La grossesse d'Adèle Hugo semble pénible et, revenant au frère malade, Victor après avoir merveilleusement dépeint l'aspect du triste fou, d'ajouter cette phrase où apparaissent déjà derrière le poète, l'homme de tête et le réformateur.

«Je crains que les moyens dont la société use envers les malades, la captivité et l'oisiveté, ne fassent qu'alimenter une mélancolie dont le seul remède, ce me semble, serait le mouvement et la distraction.»

N'est-elle point à retenir, si on songe, surtout, aux vingt et un ans de son auteur?

La pension du ministère de l'Intérieur ne semble pas devoir se faire longtemps attendre.
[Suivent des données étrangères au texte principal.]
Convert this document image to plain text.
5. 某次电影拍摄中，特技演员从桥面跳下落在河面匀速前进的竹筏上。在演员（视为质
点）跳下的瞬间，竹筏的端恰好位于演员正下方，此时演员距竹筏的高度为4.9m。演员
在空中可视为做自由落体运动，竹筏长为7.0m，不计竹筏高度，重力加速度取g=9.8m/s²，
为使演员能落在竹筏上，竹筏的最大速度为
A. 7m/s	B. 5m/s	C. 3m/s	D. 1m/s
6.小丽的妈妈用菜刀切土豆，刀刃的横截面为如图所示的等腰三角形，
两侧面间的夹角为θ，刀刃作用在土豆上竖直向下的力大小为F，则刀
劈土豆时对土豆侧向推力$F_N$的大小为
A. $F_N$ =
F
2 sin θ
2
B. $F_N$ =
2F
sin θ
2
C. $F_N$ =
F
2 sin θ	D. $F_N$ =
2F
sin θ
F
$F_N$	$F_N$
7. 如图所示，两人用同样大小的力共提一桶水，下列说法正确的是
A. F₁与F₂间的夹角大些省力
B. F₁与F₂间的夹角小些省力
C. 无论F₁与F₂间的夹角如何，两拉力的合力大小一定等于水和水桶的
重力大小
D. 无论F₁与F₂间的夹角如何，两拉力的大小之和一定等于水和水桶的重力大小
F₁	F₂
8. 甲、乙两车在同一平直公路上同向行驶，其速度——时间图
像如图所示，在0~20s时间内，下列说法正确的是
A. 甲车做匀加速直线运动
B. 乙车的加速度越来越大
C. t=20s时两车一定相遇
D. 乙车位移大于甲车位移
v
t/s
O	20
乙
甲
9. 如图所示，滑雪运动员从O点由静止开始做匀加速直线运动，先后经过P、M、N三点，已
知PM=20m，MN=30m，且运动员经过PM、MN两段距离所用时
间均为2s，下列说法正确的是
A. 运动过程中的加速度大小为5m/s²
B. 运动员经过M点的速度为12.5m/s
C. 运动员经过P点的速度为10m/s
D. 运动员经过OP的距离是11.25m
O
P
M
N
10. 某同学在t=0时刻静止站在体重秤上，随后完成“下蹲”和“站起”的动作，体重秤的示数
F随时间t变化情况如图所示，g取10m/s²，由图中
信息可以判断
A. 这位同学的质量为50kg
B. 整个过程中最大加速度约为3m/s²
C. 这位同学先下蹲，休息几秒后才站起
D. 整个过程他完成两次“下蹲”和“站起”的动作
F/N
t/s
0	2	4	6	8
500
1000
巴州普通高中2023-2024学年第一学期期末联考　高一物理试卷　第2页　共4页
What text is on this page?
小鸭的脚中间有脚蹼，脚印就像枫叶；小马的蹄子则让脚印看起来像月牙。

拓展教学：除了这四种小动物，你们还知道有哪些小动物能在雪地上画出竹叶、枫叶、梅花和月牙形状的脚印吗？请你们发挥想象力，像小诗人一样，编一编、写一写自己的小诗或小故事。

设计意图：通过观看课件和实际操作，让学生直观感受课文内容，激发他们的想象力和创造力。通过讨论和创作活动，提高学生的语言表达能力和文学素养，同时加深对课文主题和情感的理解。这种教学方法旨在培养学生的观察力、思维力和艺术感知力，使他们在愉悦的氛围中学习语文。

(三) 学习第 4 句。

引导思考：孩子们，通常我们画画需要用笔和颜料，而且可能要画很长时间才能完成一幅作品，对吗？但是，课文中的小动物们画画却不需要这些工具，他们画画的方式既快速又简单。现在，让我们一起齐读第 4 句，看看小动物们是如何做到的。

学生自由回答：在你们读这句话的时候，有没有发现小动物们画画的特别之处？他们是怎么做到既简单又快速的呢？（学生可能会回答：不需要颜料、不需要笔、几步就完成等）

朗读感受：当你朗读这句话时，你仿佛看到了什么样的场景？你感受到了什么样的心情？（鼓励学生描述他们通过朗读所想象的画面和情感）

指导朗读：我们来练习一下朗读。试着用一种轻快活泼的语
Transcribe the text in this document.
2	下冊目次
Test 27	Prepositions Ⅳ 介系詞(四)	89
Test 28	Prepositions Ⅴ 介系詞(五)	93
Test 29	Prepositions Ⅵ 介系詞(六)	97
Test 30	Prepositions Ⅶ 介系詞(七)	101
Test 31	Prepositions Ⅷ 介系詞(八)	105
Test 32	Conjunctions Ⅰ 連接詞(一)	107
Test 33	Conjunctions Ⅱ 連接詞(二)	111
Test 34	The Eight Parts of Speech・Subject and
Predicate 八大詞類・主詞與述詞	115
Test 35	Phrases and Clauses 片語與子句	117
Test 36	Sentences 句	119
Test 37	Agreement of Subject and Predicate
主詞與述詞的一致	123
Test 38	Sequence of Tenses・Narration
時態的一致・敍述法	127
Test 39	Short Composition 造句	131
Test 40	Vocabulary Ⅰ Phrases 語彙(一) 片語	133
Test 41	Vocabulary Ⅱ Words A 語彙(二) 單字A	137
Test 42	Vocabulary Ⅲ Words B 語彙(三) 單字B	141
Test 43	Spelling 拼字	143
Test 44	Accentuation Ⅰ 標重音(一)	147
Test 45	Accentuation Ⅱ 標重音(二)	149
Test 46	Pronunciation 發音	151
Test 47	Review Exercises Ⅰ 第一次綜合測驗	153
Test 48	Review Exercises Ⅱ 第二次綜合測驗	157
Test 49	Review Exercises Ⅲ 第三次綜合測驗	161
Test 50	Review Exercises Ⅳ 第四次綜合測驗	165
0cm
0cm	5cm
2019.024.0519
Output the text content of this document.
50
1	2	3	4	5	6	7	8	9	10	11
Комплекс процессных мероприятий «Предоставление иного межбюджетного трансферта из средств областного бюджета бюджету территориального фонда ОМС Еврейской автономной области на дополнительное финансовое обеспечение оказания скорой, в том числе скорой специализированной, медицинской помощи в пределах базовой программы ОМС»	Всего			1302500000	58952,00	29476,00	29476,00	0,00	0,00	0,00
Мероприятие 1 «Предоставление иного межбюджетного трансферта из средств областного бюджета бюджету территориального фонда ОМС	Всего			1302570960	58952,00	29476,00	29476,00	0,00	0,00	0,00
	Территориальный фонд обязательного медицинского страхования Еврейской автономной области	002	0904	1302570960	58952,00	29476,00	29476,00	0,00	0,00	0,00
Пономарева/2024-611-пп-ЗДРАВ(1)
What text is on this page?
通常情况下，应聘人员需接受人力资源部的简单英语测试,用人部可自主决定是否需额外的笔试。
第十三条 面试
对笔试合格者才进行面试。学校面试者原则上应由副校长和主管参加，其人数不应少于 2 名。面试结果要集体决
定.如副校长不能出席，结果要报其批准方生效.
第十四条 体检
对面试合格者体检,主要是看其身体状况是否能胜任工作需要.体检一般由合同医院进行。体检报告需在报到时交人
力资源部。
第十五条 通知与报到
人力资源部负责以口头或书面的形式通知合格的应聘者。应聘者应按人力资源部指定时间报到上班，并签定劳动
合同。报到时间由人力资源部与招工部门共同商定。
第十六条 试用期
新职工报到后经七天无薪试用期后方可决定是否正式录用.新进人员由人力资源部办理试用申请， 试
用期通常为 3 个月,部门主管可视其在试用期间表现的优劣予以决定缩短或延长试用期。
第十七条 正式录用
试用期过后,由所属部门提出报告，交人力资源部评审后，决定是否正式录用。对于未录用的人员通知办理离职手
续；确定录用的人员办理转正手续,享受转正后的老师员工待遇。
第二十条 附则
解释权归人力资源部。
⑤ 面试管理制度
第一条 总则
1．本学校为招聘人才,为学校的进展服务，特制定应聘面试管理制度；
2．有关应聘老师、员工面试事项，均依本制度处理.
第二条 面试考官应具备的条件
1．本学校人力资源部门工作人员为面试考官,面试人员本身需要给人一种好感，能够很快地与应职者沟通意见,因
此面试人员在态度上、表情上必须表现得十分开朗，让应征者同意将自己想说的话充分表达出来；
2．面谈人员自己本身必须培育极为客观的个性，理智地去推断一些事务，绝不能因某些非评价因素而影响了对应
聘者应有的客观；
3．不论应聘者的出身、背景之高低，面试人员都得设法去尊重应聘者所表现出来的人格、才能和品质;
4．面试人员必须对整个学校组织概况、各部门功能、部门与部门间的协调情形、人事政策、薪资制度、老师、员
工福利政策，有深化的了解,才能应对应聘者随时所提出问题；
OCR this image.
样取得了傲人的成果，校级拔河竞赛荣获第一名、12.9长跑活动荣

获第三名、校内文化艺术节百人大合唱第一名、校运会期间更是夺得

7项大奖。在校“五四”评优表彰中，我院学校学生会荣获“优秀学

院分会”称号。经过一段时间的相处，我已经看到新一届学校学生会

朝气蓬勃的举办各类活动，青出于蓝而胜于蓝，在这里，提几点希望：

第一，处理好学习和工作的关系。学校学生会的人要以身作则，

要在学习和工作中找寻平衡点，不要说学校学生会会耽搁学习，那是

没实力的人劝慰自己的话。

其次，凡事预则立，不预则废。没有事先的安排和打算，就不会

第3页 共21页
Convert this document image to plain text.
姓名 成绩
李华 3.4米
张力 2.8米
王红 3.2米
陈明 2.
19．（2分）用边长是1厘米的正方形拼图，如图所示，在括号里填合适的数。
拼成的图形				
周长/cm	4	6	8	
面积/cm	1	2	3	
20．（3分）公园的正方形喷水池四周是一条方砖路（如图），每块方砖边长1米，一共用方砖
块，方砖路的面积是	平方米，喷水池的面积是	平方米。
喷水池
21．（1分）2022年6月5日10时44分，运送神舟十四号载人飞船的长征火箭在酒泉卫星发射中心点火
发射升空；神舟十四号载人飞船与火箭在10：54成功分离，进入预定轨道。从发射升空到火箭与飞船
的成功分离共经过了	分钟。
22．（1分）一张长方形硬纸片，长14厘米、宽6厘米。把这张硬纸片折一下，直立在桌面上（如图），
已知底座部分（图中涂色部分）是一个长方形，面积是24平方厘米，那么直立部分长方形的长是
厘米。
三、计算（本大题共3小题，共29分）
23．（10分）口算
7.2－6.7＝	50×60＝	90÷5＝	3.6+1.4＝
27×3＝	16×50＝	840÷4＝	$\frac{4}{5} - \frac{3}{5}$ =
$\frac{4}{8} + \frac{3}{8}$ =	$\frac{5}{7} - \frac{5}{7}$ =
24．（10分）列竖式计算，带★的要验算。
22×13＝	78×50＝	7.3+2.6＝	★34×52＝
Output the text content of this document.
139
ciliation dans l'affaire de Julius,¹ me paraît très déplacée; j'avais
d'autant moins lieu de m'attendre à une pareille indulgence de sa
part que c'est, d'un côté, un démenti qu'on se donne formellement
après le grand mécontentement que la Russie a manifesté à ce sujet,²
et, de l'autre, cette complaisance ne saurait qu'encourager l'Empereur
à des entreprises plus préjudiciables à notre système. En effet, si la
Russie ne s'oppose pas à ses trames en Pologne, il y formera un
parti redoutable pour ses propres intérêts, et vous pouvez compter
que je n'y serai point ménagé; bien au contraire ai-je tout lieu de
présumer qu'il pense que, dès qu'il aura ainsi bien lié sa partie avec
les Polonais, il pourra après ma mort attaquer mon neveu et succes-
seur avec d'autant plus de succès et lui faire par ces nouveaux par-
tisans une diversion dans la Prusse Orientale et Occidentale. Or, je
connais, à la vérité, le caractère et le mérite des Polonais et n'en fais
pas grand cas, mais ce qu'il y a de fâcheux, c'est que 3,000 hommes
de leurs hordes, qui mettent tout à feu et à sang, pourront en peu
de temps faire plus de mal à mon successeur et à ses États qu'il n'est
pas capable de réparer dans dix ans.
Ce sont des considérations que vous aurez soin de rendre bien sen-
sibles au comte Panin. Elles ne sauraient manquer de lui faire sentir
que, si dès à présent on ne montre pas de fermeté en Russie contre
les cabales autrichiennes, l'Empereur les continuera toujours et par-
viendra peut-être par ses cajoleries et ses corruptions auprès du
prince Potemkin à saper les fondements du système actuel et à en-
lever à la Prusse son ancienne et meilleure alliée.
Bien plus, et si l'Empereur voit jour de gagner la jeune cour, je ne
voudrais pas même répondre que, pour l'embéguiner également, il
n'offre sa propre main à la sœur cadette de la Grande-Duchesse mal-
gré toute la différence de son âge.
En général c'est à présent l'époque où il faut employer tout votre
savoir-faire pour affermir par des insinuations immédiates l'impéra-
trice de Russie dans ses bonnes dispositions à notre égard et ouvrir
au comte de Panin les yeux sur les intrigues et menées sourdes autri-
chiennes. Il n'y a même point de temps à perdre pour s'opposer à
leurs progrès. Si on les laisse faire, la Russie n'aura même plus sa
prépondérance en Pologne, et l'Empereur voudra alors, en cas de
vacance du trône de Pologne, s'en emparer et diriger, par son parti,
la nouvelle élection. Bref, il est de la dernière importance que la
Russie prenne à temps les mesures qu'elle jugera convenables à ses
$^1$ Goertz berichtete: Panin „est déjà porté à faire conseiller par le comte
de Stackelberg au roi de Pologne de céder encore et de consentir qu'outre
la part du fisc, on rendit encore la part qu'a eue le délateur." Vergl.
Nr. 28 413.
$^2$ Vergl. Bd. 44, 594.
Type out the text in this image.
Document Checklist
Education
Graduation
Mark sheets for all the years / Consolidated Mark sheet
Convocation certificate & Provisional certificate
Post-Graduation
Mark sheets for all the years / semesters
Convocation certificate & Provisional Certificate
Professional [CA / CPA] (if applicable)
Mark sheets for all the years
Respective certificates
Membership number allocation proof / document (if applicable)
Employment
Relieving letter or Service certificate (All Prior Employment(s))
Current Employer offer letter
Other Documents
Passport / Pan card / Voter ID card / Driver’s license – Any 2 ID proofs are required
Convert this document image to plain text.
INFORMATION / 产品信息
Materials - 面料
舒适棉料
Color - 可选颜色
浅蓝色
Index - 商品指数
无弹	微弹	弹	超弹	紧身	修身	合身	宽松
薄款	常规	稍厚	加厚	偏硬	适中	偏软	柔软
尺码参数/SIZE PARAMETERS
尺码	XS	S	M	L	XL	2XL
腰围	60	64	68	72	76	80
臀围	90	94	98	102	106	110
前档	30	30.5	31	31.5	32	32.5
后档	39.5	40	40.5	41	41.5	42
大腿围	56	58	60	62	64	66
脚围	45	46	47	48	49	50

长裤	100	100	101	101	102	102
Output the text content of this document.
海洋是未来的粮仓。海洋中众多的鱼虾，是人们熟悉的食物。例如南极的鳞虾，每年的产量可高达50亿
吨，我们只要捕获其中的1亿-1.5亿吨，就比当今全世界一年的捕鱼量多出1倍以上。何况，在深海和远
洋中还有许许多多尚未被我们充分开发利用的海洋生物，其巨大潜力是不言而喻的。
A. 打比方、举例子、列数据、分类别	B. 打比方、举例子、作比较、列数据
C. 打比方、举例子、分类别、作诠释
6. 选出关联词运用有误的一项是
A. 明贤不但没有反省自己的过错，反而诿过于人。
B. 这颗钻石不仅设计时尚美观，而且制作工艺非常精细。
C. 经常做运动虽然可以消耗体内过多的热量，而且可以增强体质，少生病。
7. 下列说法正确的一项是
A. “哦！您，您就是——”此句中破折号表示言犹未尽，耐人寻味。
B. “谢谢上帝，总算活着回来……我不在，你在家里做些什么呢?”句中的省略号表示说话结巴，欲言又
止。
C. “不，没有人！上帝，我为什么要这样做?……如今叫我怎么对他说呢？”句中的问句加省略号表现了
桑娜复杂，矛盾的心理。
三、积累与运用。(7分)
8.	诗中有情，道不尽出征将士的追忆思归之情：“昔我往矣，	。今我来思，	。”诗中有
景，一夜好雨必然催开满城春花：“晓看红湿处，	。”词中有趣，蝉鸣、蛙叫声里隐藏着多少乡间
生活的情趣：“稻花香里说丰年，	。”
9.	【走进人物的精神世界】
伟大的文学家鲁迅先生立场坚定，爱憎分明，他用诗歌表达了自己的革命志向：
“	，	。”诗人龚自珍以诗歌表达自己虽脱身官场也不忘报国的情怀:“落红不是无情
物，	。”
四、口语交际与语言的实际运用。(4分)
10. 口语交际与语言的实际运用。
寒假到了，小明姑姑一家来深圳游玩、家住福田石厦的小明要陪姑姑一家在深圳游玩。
Quant aux biens en Espagne et aux cédules hypothécaires, Victor Hugo se tient, pour des démarches, à la disposition de son père. Mais, le moment ne lui paraît pas favorable.

Cette affaire semble moins dépendre de M. de Chateaubriand que de M. de Martignac[66], et celui-ci est l'homme de M. de Villèle[67].

[66] Jean-Baptiste-Sylvère Gay, vicomte de Martignac, né à Bordeaux en 1778, mort à Paris en 1832. Il était alors conseiller d'État et devait plus tard, rallié à une politique plus modérée, se voir confier le ministère de l'Intérieur, à la chute de M. de Villèle (janvier 1828).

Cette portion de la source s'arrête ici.